If $$z$$ is a complex number such that $$|z| \geq 2$$, then the minimum value of $$\left|z + \frac{1}{2}\right|$$:

We are asked to find the least possible value of the modulus $$\left|\,z+\dfrac12\right|$$ when the complex number $$z$$ satisfies the condition $$|z|\ge 2$$.

Write $$z$$ in rectangular form as $$z=x+iy$$, where $$x,y\in\mathbb R$$. The given condition becomes

$$|z|=\sqrt{x^{2}+y^{2}}\;\ge\;2.$$

The quantity whose minimum we seek is

$$\left|\,z+\dfrac12\right|=\left|\,(x+iy)+\dfrac12\right|=\left|\,\bigl(x+\dfrac12\bigr)+iy\right|=\sqrt{\left(x+\dfrac12\right)^{2}+y^{2}}.$$

Instead of working directly with two variables, we can use the Triangle Inequality in its reverse (distance-difference) form. The general statement is:

For any complex numbers $$a$$ and $$b$$, $$\bigl|\,|a|-|b|\,\bigr|\le |a-b|.$$

We apply this formula with $$a=z$$ and $$b=-\dfrac12$$ (note that $$|\, -\dfrac12 \,|=\dfrac12$$):

$$\bigl|\,|z|\;-\;\bigl|-\dfrac12\bigr|\,\bigr|\;\le\;\left|\,z-\Bigl(-\dfrac12\Bigr)\right|=\left|\,z+\dfrac12\right|.$$

Because moduli are non-negative, we may drop the outer absolute value on the left and write

$$|z|-\dfrac12\;\le\;\left|\,z+\dfrac12\right|.$$

Now substitute the information $$|z|\ge 2$$:

$$\left|\,z+\dfrac12\right|\;\ge\;2-\dfrac12=\dfrac32.$$

Thus the expression $$\left|\,z+\dfrac12\right|$$ can never dip below $$\dfrac32$$. The only question left is whether the value $$\dfrac32$$ is actually attainable.
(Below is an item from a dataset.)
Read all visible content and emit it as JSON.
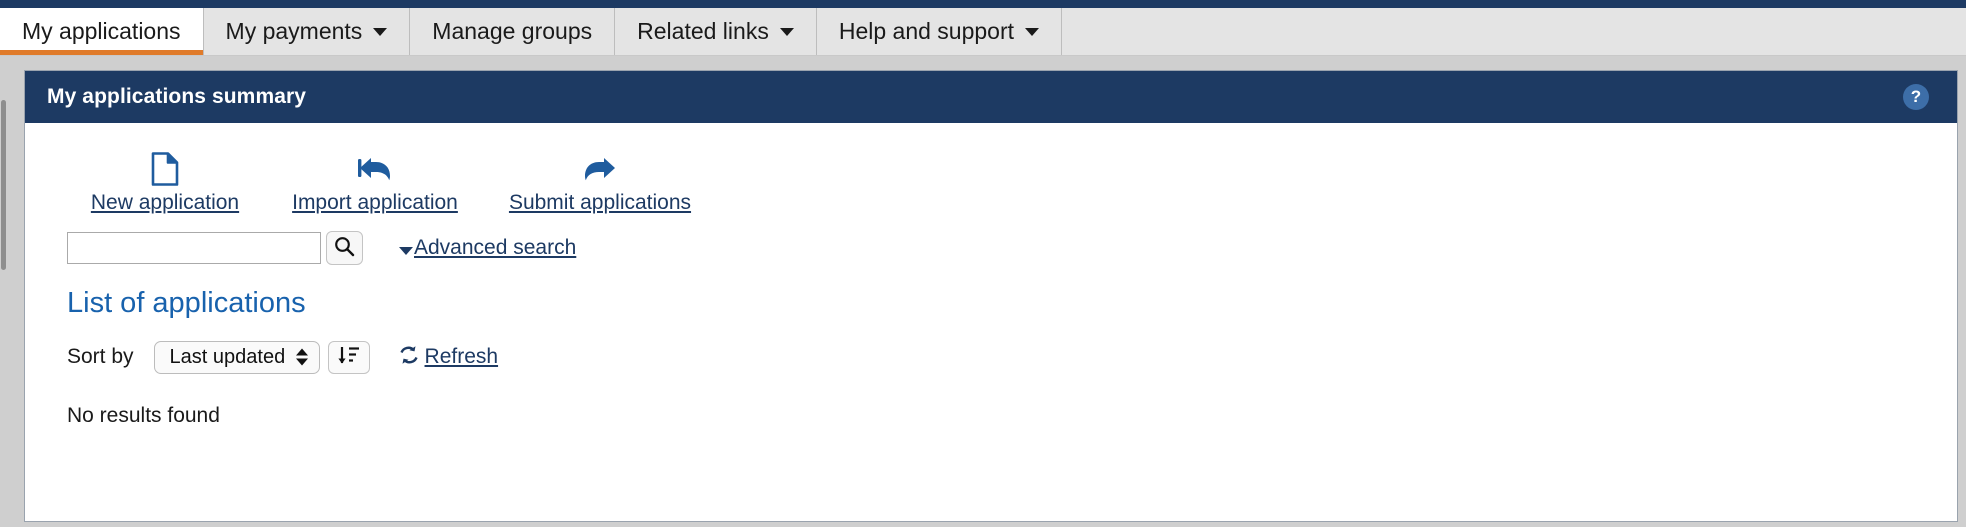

Equality in the reverse Triangle Inequality occurs precisely when the two complex numbers point in the same (or exactly opposite) direction. Concretely, we need $$z$$, the origin, and $$-\dfrac12$$ to lie on the same straight line with $$z$$ farther from the origin than $$-\dfrac12$$. Taking the negative real axis, choose

$$z=-2\quad(\text{so }|z|=2,\;x=-2,\;y=0).$$

Then

$$\left|\,z+\dfrac12\right|=\left|-2+\dfrac12\right|=\left|-\dfrac32\right|=\dfrac32,$$

which meets the lower bound. Hence

$$\min_{\,|z|\ge 2}\;\left|\,z+\dfrac12\right|=\dfrac32.$$

The numerical value $$\dfrac32$$ lies strictly between $$1$$ and $$2$$. Among the offered choices, the statement that the minimum “lies in the interval $$(1,2)$$” is the only one that fits.

Hence, the correct answer is Option 4.